Des infractions pénales ont été commises à l'étranger, impliquant une société de droit canadien et un individu de nationalité canadienne. Ce dernier a été interpellé en Espagne sans avoir transité par la France. Les faits reprochés incluent l'utilisation d'un logiciel de cryptage pour des activités criminelles, avec des serveurs hébergés en France. Des revendeurs français ont commercialisé des téléphones équipés de ce logiciel, et des transactions financières illicites ont été réalisées sur le sol français, notamment des conversions de liquidités en cryptomonnaies. L'individu concerné a occupé un rôle clé dans la distribution et la gestion des flux financiers liés à ces activités.
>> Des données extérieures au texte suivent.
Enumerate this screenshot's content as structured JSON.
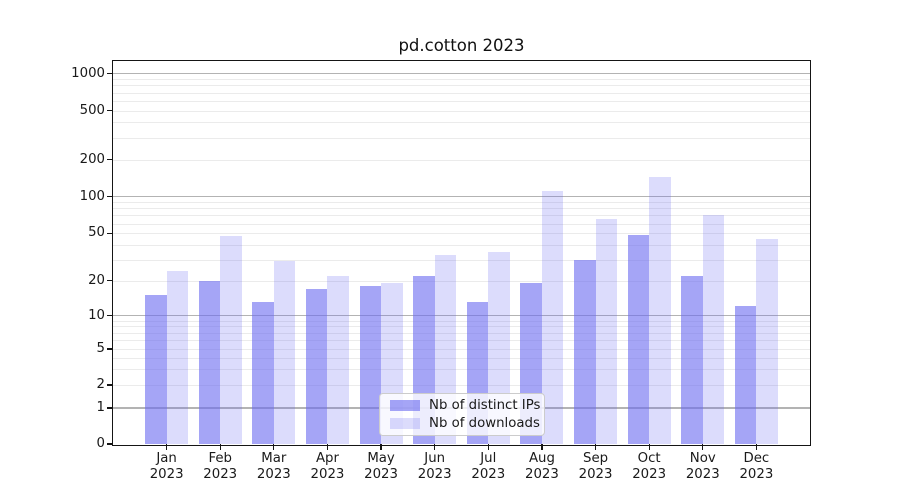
{
  "chart_data": {
    "type": "bar",
    "title": "pd.cotton 2023",
    "categories": [
      "Jan",
      "Feb",
      "Mar",
      "Apr",
      "May",
      "Jun",
      "Jul",
      "Aug",
      "Sep",
      "Oct",
      "Nov",
      "Dec"
    ],
    "x_tick_year": "2023",
    "series": [
      {
        "name": "Nb of distinct IPs",
        "color": "rgba(105,105,240,0.6)",
        "values": [
          15,
          20,
          13,
          17,
          18,
          22,
          13,
          19,
          30,
          48,
          22,
          12
        ]
      },
      {
        "name": "Nb of downloads",
        "color": "rgba(105,105,240,0.23)",
        "values": [
          24,
          47,
          29,
          22,
          19,
          33,
          35,
          110,
          65,
          145,
          71,
          45
        ]
      }
    ],
    "xlabel": "",
    "ylabel": "",
    "yticks": [
      0,
      1,
      2,
      5,
      10,
      20,
      50,
      100,
      200,
      500,
      1000
    ],
    "yscale": "log-like with zero baseline",
    "ylim": [
      0,
      1250
    ],
    "grid": true,
    "legend_position": "inside lower-center",
    "colors": {
      "major_grid": "#b3b3b3",
      "minor_grid": "#ebebeb",
      "axis": "#151515",
      "text": "#1a1a1a",
      "legend_border": "#cccccc",
      "legend_background": "rgba(255,255,255,0.8)"
    }
  }
}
Cass. crim. 12 avril 2022, n° 22-80.632
1Faits
2Procédure
Le tribunal de première instance a été saisi d'une demande de mise en examen concernant l'individu, qui a contesté la compétence des juridictions françaises au motif que les faits étaient commis à l'étranger. La chambre de l'instruction a rejeté cette demande, considérant que la loi française était applicable en raison d'un lien d'indivisibilité entre les infractions commises à l'étranger et celles sur le territoire français. L'individu a alors formé un pourvoi en cassation contre cet arrêt, soutenant que les éléments constitutifs des infractions ne justifiaient pas la compétence des juridictions françaises et que sa participation aux faits n'était pas établie.
3Problème de droit
La loi française est-elle applicable aux infractions commises à l'étranger par un étranger lorsque des éléments sont rattachés aux faits commis sur le territoire national ?
4Solution
La Cour rejette le pourvoi formé par l'individu en affirmant que la loi pénale française est applicable aux infractions commises par une personne de nationalité étrangère lorsque l'un des faits constitutifs est réalisé sur le territoire de la République. Elle précise que cette application est également valable lorsque les faits sont indivisibles de ceux commis à l'étranger, établissant ainsi un lien nécessaire entre les infractions. Les juges constatent que les éléments présentés démontrent une participation vraisemblable de l'individu aux faits reprochés, notamment en raison de son rôle dans la distribution et la gestion des opérations financières liées à l'utilisation du logiciel incriminé. En conséquence, la chambre de l'instruction n'a pas méconnu les textes applicables, justifiant ainsi le rejet du moyen soulevé.